Wij waren 35 jaar samen. Ik ben 55, hij is 57. In al die jaren hebben we een zoon en twee prachtige dochters gekregen. Van buitenaf leek ons huwelijk perfect, maar de werkelijkheid was heel anders.
Mijn man werkte bijna nooit. Hij werkte als monteur bij een vriend, maar verder zat hij alleen maar voor de televisie te klagen over van alles en nog wat: over de overheid, over jaloezie vanwege de nieuwe auto van de buren en over het gebrek aan orde in huis. Deze klachten werden voor mij dagelijkse kost en ik nam ze niet meer serieus.
Toen hij met een andere vrouw vertrok, was dat een enorme klap voor ons allemaal. De nieuwe vrouw was jonger dan 40 jaar. Het deed veel pijn, maar onverwacht voor mij en iedereen om mij heen, deed ik iets wat mijn leven veranderde.

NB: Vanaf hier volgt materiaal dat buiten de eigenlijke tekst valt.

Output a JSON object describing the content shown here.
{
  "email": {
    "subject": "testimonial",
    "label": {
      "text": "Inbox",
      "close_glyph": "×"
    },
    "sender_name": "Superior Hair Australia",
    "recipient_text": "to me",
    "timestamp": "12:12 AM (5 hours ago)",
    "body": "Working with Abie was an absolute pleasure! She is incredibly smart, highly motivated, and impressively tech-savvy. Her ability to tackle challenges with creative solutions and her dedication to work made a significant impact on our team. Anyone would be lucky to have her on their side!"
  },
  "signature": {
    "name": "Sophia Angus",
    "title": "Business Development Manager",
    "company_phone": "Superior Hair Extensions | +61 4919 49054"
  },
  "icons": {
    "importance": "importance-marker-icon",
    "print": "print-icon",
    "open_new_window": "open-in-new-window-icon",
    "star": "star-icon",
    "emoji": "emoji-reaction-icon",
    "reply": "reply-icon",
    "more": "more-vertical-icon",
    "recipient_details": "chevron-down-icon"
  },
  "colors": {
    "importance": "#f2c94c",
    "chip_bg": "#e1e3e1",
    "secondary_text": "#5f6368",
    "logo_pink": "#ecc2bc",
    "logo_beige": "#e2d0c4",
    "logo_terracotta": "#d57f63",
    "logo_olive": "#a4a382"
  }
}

Ondanks de pijn besefte ik al snel dat zijn vertrek eigenlijk een bevrijding was. Nu ben ik alleen. Eigenlijk ben ik vrij. Ik voel me goed zonder relatie en wil niet eens nadenken over een nieuwe. Ik begreep eindelijk het belangrijkste: in een huwelijk besteed je te veel aandacht aan anderen en te weinig aan jezelf. Ik leefde voor mijn man, voor de kinderen, maar vergat mezelf. Nu begrijp ik dat het in een relatie belangrijk is om niet alleen voor je partner te zorgen, maar ook voor jezelf.
In de loop der jaren was mijn man eraan gewend geraakt dat ik altijd voor hem zorgde en hij vond dat vanzelfsprekend. En als ik steun nodig had, verdween zijn interesse in mijn aandoening en bleven de symptomen bestaan.
Na de scheiding werden mijn dochters mijn steun en toeverlaat. Ze herinnerden mij eraan dat het leven doorgaat! Nu heb ik meer tijd voor mezelf. Ik leerde van het leven te genieten en besefte dat ik gelukkig kan zijn zonder mijn man. Ik heb een duidelijk besluit genomen: ik zal mijn man nooit vergeven en ik zal hem niet terugnemen.